A criptonita não podia ajudar esse Super-Homem contra os outros homens em guerra. O que será feito das células-tronco, todas perfeitas, que o Super-Homem deixa de herança? O Super-Homem deixou descendentes, antagonistas e seqüelas: os traficantes de influência pensam que são o Super-Homem; os ministros dos interesses do dinheiro pensam que são Super-Homem; os presidentes dos bancos centrais infernais pensam que são Super-Homens; os vereadores, padres e pastores caçadores de homossexuais e os demais matadores de marginais do horário nobre dessa televisão pobre de espírito e cheia de vigor físico pensam que são Super-Homens. Tudo indica que o lobby do Super-Homem era do bem, mas pode ser que os lobistas congressistas fossem do mal.

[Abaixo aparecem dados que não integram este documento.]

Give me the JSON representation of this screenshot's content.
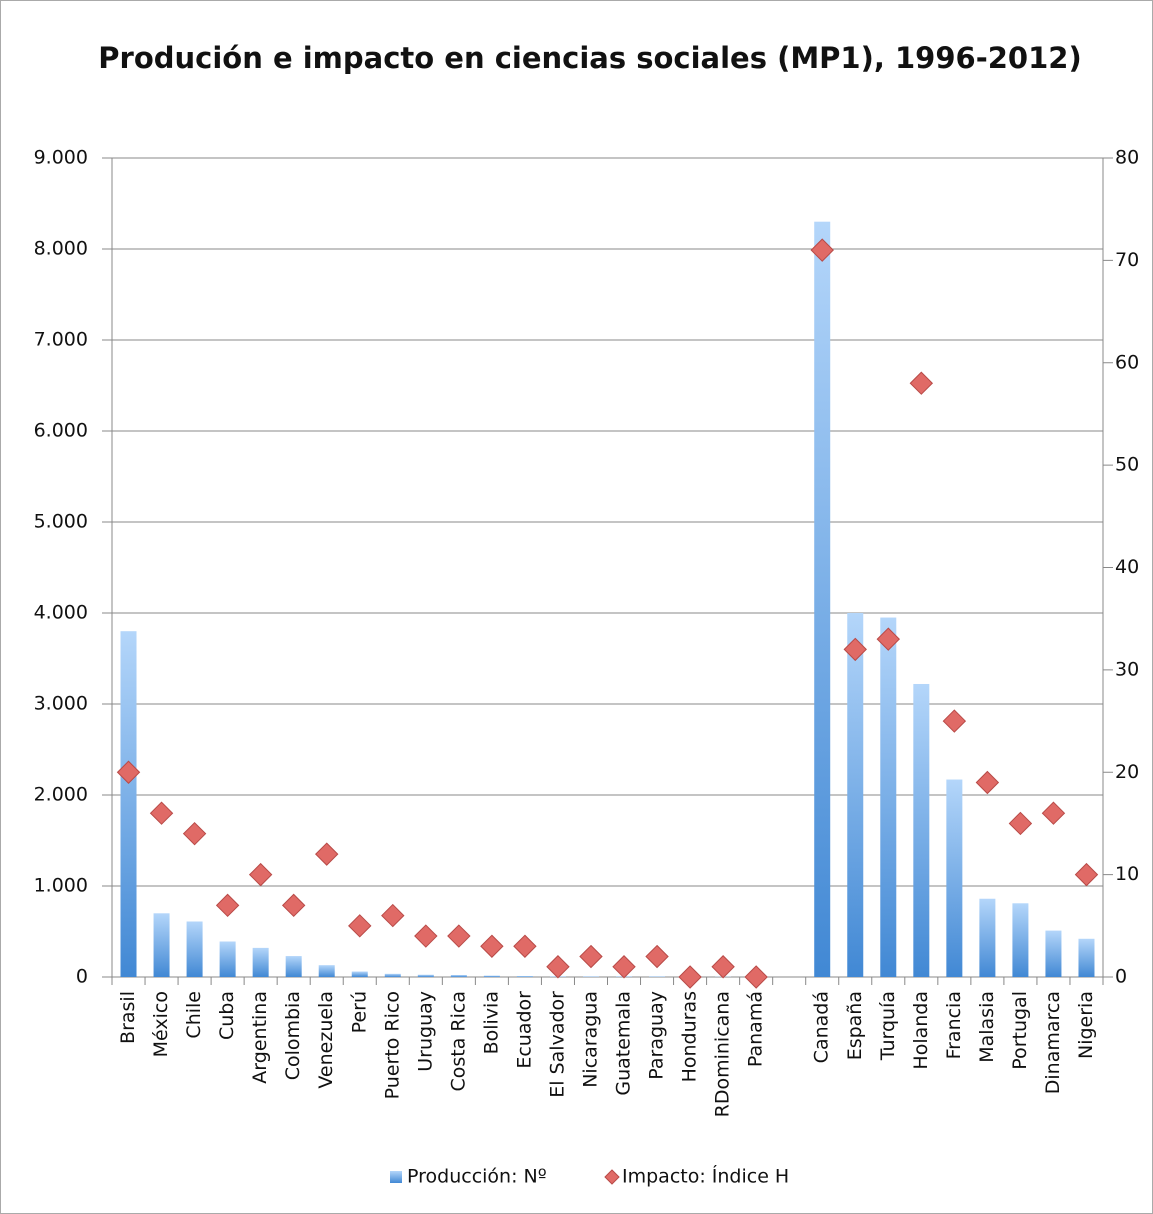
{
  "chart_data": {
    "type": "bar_scatter",
    "title": "Produción e impacto en ciencias sociales (MP1), 1996-2012)",
    "categories": [
      "Brasil",
      "México",
      "Chile",
      "Cuba",
      "Argentina",
      "Colombia",
      "Venezuela",
      "Perú",
      "Puerto Rico",
      "Uruguay",
      "Costa Rica",
      "Bolivia",
      "Ecuador",
      "El Salvador",
      "Nicaragua",
      "Guatemala",
      "Paraguay",
      "Honduras",
      "RDominicana",
      "Panamá",
      null,
      "Canadá",
      "España",
      "Turquía",
      "Holanda",
      "Francia",
      "Malasia",
      "Portugal",
      "Dinamarca",
      "Nigeria"
    ],
    "series": [
      {
        "name": "Producción: Nº",
        "color": "#5b9be0",
        "type": "bar",
        "values": [
          3800,
          700,
          610,
          390,
          320,
          230,
          130,
          60,
          35,
          25,
          22,
          15,
          10,
          5,
          5,
          5,
          5,
          3,
          3,
          3,
          null,
          8300,
          4000,
          3950,
          3220,
          2170,
          860,
          810,
          510,
          420
        ]
      },
      {
        "name": "Impacto: Índice H",
        "color": "#e06a66",
        "type": "scatter",
        "axis": "y2",
        "values": [
          20,
          16,
          14,
          7,
          10,
          7,
          12,
          5,
          6,
          4,
          4,
          3,
          3,
          1,
          2,
          1,
          2,
          0,
          1,
          0,
          null,
          71,
          32,
          33,
          58,
          25,
          19,
          15,
          16,
          10
        ]
      }
    ],
    "ylim": [
      0,
      9000
    ],
    "yticks": [
      0,
      {
        "value": 1000,
        "label": "1.000"
      },
      {
        "value": 2000,
        "label": "2.000"
      },
      {
        "value": 3000,
        "label": "3.000"
      },
      {
        "value": 4000,
        "label": "4.000"
      },
      {
        "value": 5000,
        "label": "5.000"
      },
      {
        "value": 6000,
        "label": "6.000"
      },
      {
        "value": 7000,
        "label": "7.000"
      },
      {
        "value": 8000,
        "label": "8.000"
      },
      {
        "value": 9000,
        "label": "9.000"
      }
    ],
    "y2lim": [
      0,
      80
    ],
    "y2ticks": [
      0,
      10,
      20,
      30,
      40,
      50,
      60,
      70,
      80
    ],
    "grid": true,
    "legend": "bottom"
  }
}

O Super-Homem era tetraplégico. O Super-Homem tinha uma supercadeira de rodas. O Super-Homem já não podia desviar a rota dos aviões terroristas que se partiram sobre as torres da cidade que escolheu para morrer. A autobiografia do Super-Homem se intitulou "Ainda Sou Eu/Memórias" e, pela primeira vez, o Super-Homem não precisou convencer ninguém de sua razão pela força. O Super-Homem voltou a se transformar num herói romântico, como sempre tinha sido.
O Super-Homem lega patrimônio, uma fundação e um exemplo. O Super-Homem foi cremado e as cinzas, arremessadas pela viúva em local indeterminado. A atriz Dana Morosini agradeceu aos milhões de fãs que amaram seu marido, o Super-Homem. A viúva do Super-Homem é uma mulher. No último dia 10 de outubro, o Super-Homem morreu em Nova York. Agora a humanidade ameaçada por si própria terá de se virar consigo mesma.